The electrostatic force or the electric field (force per unit of charge) is the force the charges feel. It's not the net force of many forces, since it's the only force.

A force field is a function from the space variables (points in space) which returns the force (in the form of a vector) at that point. The other points in space, where the charge isn't, aren't feeling any "force", nor those "forces" aren't having any effect in the charge. The field is just a construction for representing the (net, if there is more than 1 charge) electric force at each point.

The force between two point charges IS defined as a single force acting along the line joining them , but that between two distributions of point charges or one distribution and one point charge is a Net force according to the superposition principle. Because we can not break the smallest force between two point charges to a sum of other elementary forces , since we already assumed that it is a point charge and that its dimensions are very small, at least in theory. I hope I answered your question.

Thinking about it again, your interpretation is actually a little interesting as an intuitive explanatory picture. It is a (not often discussed, as far as I know) corollary of the shell theorem that results when you combine it with Newton's laws, particularly the third law.

Newton's third law says that every force has an equal reaction force. Thus, when we integrate over a spherically symmetric shell as in the shell theorem, we can similarly be integrating over this reaction force (i.e. the force on that point of the shell due to the external charge).
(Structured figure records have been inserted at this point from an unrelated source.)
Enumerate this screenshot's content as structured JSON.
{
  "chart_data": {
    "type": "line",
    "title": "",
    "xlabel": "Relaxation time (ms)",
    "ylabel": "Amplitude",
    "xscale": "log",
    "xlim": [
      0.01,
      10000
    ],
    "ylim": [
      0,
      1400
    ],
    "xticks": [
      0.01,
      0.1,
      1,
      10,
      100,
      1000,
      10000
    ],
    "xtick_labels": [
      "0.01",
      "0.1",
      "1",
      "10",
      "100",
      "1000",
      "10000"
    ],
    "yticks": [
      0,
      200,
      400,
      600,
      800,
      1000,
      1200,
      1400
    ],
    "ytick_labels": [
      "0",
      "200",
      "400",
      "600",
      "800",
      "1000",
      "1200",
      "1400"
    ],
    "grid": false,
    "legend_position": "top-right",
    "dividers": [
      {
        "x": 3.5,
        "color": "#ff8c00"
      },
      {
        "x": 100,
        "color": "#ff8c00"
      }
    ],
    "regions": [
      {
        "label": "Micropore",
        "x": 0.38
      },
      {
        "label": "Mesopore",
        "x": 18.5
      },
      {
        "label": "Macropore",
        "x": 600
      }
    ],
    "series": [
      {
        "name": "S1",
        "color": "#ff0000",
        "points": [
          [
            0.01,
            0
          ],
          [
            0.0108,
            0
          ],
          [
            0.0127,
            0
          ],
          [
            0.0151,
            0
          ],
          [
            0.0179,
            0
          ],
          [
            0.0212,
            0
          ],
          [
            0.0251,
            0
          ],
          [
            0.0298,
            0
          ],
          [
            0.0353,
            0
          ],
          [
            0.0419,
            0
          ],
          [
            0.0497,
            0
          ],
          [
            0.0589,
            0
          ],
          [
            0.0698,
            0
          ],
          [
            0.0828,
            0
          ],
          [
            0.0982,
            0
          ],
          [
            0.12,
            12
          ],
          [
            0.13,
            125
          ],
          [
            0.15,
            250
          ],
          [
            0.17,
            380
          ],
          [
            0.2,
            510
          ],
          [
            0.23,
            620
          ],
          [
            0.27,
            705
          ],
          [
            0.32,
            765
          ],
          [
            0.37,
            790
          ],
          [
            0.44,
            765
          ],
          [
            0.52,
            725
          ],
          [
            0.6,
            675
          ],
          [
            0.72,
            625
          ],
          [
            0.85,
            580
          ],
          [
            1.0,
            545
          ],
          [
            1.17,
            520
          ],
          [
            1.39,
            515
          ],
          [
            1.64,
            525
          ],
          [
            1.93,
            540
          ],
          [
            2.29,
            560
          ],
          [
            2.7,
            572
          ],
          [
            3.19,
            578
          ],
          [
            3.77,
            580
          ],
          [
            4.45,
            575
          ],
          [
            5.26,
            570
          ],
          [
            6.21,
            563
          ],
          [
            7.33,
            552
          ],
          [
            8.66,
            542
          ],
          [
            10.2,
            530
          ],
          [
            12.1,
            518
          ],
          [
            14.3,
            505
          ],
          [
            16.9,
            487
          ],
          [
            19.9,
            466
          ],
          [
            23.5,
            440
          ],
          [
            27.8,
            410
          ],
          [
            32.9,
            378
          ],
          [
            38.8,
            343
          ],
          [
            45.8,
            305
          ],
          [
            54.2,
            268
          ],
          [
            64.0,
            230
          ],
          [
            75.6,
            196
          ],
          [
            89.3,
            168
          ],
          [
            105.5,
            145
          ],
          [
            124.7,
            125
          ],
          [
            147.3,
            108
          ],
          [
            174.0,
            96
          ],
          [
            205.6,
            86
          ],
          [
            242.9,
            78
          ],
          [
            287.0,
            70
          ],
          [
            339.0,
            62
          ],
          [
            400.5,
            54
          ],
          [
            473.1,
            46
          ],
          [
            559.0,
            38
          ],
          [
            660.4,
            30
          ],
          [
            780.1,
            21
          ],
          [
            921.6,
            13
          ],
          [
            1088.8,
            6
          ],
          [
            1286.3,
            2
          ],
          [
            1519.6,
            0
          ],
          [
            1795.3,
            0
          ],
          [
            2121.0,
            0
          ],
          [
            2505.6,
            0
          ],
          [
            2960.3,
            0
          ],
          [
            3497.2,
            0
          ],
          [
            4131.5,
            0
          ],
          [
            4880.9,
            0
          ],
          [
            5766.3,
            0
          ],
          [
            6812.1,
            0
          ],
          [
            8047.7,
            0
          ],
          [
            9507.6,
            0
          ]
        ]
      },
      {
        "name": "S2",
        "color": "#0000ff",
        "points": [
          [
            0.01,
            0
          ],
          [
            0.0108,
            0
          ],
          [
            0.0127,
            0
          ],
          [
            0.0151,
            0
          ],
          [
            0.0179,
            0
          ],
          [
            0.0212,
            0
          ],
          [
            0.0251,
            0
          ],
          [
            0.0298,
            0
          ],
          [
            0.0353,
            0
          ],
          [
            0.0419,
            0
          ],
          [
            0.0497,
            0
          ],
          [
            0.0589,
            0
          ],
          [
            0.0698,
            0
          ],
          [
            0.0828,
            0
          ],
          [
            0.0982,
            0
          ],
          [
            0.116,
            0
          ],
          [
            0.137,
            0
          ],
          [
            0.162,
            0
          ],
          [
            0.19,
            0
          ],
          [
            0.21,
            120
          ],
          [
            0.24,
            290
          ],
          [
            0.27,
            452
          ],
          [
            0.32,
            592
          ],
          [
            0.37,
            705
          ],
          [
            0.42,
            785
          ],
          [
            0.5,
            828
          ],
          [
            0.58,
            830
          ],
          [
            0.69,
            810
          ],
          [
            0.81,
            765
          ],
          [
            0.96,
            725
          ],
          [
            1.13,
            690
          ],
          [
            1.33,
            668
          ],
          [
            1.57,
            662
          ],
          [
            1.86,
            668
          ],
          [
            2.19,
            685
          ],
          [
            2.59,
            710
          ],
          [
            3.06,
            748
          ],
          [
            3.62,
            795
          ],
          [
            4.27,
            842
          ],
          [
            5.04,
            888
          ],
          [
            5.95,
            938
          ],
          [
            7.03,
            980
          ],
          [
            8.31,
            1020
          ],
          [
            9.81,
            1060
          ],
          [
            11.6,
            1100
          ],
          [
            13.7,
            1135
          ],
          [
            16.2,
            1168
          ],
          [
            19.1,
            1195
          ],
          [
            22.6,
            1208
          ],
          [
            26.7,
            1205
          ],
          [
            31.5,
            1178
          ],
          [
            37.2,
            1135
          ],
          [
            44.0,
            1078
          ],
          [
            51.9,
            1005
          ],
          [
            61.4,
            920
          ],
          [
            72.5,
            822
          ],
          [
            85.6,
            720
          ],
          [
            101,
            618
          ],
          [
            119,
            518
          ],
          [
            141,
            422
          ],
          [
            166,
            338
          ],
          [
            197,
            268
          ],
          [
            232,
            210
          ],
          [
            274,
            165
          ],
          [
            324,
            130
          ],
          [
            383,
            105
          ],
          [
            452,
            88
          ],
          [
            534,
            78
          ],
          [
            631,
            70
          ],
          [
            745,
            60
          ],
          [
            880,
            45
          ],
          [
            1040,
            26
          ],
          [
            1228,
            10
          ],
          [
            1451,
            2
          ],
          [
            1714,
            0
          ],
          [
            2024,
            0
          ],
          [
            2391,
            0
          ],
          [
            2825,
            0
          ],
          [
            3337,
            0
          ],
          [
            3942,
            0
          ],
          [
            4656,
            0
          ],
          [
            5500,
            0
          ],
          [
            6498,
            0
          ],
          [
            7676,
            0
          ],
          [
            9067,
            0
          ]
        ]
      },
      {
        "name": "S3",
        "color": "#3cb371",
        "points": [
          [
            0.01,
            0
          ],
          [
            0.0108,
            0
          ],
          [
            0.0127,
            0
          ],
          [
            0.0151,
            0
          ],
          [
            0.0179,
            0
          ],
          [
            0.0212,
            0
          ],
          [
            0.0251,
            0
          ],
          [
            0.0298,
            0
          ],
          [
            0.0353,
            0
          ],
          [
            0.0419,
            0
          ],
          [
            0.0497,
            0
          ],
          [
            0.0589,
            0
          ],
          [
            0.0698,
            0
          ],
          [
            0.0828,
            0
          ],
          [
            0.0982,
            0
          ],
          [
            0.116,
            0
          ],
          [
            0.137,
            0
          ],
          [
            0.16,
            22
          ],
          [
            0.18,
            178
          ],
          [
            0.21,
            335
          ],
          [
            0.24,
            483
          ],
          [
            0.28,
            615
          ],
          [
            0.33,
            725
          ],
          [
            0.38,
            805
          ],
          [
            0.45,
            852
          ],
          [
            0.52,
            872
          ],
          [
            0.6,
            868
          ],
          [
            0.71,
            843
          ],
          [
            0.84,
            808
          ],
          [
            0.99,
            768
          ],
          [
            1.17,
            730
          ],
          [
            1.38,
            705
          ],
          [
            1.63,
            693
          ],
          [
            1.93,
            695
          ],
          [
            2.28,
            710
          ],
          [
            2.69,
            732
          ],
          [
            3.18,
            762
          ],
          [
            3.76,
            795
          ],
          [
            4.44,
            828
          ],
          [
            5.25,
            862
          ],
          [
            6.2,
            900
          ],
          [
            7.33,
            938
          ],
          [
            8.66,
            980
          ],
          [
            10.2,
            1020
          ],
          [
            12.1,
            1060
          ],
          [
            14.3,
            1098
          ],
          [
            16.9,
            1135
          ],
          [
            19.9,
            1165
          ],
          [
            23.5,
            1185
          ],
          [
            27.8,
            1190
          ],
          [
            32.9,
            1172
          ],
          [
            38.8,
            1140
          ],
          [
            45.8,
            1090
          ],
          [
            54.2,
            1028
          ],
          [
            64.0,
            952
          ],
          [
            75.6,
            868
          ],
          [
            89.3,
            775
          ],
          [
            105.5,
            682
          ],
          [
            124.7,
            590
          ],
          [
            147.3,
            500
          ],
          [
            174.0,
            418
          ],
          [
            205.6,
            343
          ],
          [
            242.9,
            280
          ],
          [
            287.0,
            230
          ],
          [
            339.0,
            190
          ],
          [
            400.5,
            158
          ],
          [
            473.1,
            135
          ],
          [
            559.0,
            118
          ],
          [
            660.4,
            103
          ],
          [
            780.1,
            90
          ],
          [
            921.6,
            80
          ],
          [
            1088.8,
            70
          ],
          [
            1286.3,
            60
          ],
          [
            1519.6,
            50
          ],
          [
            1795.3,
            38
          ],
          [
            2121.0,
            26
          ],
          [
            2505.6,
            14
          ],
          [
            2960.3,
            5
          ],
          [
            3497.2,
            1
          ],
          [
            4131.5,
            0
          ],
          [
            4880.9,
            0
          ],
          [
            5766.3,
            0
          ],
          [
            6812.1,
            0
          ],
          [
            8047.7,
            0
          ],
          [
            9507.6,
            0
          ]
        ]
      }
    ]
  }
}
We're able to translate these reaction forces to the center of the sphere, because:

  1. Each force has partner on the other side of the axis that connects the sphere's center to the external particle, so we can translate these forces to that axis without changing the torque on the rigid spherical body.
  2. Once the forces are on the central axis, and cancel with their partner, it is clear they do not torque the axis of symmetry, so we can translate them across the axis to the center of the sphere.

These forces will add in superposition, and the result, by Newton's third law, is that the force on the shell equals the Coulombic force imparted on the external charge, but in the opposite direction, exactly as if the shell were a point charge located at the center.

The important thing is that the shell isn't made to spin, or anything. (Although that is a simple consequence of $\nabla\times\mathbf{E}=0$.)

Once you add a bunch of external charges outside, this simple view still holds in superposition.

So this shows that you can think about the classical electrostatic force as a net force, as long as that force acts on a spherically symmetric charge distribution with the same total charge as the point charge, and all external charges are outside the radius of that ball.

Intuitive Explanation

Let's look back at your picture, and the above connects with an intuitive picture of the field lines.

First, you blow up the point charge to a finite size (as discussed above), so you can see the difference in electric field line densities across its surface. (Although it's not too important, note that inside, the field will appear as how things would be if the point charge was not there in the first place.)

Because each field line starts at a positive charge, and ends at a negative charge, we can imagine each field line as a "tug" on the charged particle. (For negative charges, the tug on it is in the opposite direction as the arrow on field line.)

For a charge in free space those field lines go out to infinity, and they are tugged equally in all directions. (Hence, not at all.)

When a positive and a negative charge approach each other, the field lines deflect toward one another, and the net tug on each particle is attractive.

When charges of equal sign approach each other, the field lines deflect away from each other, and the net tug on each particle is repulsive.

As long as you still draw the electric field lines such that they follow Maxwell's equations (i.e. get the divergence right, have no curl), I am fairly confident this intuitive picture should hold in the electrostatic case for point charges.

I still think it's easier just to stick to the Coulombic force, but your idea can lead to a nice picture, as I've tried to (non-rigorously) show.

(Note: I cleaned up this answer in an edit, adding the "proof sketch" at the beginning.)